Varicella Virus Vaccine Live: A 22-Year Review of Postmarketing Safety Data

Background Varicella, a contagious infectious disease caused by varicella zoster virus (VZV), can result in hospitalization and, occasionally, death. Varicella virus vaccine live (VVVL [VARIVAX]) was introduced in the United States in 1995. Methods This comprehensive review of the VVVL safety profile is based on 22 years of postmarketing adverse event (AE) data received through spontaneous and noninterventional study reports submitted by health care providers and on a review of the published literature (cumulatively from March 17, 1995, through March 16, 2017, during which period >212 million doses were distributed globally). Results The VVVL safety profile was consistent with previous publications, with common AEs including varicella, rash, and pyrexia. AE reports have decreased over time, from ~500 per million doses in 1995 to ~40 per million doses in 2016; serious AEs comprise 0.8 reports per million doses.
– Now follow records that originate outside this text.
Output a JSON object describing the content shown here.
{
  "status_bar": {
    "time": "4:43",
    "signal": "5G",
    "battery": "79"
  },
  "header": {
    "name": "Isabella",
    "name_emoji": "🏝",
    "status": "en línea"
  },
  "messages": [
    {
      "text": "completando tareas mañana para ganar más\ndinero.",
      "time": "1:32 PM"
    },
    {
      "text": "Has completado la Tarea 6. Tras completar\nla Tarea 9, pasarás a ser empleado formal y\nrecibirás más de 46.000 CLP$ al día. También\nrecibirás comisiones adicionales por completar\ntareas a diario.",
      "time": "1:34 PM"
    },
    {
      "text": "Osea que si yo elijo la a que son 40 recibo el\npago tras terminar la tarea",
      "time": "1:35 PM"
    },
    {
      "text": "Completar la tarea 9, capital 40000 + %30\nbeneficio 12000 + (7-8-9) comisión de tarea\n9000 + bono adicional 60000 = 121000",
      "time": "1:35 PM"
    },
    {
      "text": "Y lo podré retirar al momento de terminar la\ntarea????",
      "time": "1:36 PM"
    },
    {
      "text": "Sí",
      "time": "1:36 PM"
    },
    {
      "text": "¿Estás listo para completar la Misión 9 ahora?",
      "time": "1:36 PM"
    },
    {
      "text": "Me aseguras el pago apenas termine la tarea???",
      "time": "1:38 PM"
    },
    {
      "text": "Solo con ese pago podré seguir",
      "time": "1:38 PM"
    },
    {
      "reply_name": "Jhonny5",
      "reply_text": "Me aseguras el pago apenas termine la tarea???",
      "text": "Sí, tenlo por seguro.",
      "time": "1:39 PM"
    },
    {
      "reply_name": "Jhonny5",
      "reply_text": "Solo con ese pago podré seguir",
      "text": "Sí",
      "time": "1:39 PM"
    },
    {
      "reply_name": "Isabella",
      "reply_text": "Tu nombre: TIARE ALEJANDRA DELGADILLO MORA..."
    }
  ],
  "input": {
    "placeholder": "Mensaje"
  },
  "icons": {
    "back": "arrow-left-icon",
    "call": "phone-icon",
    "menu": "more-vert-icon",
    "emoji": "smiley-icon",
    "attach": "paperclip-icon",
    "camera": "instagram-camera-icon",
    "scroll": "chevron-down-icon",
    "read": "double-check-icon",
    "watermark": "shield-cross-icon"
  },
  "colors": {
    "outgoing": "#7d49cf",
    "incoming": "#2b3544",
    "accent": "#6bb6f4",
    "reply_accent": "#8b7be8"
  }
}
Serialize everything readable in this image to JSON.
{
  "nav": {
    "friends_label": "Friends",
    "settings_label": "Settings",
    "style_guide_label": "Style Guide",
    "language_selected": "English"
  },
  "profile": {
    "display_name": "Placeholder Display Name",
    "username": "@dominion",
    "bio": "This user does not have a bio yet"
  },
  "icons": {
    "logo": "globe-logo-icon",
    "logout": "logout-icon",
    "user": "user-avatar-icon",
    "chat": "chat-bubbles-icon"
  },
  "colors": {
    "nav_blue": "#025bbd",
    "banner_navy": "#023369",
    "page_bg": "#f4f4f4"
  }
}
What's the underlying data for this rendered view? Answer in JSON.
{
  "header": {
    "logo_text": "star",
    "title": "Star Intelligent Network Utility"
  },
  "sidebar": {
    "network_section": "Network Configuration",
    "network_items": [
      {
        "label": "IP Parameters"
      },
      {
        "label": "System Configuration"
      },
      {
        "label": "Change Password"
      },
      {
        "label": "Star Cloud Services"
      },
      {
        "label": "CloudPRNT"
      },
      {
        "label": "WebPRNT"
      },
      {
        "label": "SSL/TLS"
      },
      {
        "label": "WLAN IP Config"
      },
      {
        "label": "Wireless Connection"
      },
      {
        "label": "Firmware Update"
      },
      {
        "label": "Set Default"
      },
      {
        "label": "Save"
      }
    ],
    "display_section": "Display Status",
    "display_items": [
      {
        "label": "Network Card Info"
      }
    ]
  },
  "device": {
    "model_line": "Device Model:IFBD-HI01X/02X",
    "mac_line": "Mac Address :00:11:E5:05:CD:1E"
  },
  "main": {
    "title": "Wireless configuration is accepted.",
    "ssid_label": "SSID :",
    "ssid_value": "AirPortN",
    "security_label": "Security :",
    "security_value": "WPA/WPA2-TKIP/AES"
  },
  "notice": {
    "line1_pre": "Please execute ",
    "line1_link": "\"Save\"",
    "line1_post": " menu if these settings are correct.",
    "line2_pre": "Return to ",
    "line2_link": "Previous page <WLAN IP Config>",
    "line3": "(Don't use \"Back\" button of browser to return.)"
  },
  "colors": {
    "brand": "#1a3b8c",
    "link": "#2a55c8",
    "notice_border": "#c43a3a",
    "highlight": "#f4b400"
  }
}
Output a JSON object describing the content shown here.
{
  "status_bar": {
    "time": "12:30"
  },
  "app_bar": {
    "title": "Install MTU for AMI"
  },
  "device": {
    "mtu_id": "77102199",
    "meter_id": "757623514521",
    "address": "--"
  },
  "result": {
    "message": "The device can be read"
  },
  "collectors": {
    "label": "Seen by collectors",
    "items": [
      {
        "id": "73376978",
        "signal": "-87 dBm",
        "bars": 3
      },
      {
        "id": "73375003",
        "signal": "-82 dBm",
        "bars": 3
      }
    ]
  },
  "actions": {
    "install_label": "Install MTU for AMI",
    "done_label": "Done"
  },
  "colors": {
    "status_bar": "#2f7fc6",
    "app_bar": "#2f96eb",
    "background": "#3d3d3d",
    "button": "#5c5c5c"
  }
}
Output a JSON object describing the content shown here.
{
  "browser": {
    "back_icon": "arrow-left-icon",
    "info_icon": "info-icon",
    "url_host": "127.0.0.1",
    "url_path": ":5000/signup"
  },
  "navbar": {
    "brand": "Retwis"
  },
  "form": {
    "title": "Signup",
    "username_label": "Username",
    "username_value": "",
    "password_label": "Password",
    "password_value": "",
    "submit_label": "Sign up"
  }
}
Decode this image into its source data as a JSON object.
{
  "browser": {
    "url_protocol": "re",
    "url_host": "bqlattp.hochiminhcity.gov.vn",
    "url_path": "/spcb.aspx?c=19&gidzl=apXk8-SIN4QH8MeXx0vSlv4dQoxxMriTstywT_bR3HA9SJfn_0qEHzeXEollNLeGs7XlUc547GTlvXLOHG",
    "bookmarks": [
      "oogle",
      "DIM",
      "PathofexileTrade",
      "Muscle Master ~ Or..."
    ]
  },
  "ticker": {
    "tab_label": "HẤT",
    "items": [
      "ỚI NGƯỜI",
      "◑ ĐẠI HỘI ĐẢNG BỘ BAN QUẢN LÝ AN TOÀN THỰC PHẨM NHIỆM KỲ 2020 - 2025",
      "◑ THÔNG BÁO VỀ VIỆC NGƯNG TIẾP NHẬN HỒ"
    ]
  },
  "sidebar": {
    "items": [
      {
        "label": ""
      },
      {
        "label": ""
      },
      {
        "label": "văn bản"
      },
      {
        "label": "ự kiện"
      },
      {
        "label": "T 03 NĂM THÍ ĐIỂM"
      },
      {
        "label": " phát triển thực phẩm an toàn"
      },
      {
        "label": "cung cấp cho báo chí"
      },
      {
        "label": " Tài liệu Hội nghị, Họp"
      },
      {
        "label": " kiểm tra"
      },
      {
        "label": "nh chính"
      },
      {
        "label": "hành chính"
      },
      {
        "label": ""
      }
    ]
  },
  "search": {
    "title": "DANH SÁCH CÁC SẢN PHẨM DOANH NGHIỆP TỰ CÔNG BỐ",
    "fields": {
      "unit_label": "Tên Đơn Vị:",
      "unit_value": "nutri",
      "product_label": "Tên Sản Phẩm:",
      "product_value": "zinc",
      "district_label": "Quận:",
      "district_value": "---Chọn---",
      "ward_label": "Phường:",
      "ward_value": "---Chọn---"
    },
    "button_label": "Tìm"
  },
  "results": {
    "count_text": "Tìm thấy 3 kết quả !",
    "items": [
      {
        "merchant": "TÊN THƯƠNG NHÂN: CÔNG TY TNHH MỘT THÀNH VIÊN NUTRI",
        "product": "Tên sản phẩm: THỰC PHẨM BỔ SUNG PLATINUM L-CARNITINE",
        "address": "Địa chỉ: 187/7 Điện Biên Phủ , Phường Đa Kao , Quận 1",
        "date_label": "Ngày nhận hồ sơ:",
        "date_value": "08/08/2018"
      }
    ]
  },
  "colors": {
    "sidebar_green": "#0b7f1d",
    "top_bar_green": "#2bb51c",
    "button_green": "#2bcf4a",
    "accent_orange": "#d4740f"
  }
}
Secondary transmission was rare (8 confirmed cases); polymerase chain reaction analysis indicated that 38 of the 66 reported potential secondary transmission cases of varicella were attributable to wild-type VZV. The prevalence of major birth defects in the Pregnancy Registry was similar to that in the general US population. In total, 86 cases of death were reported after vaccination with VVVL; immunocompromised individuals appeared to be most at risk for a fatal varicella- or herpes zoster–related outcome. Conclusions This comprehensive 22-year review confirms the overall safety profile for VVVL, with no new safety concerns identified. Since VVVL’s introduction in 1995, notable declines in varicella cases and in varicella-related deaths have occurred compared with the prevaccination period.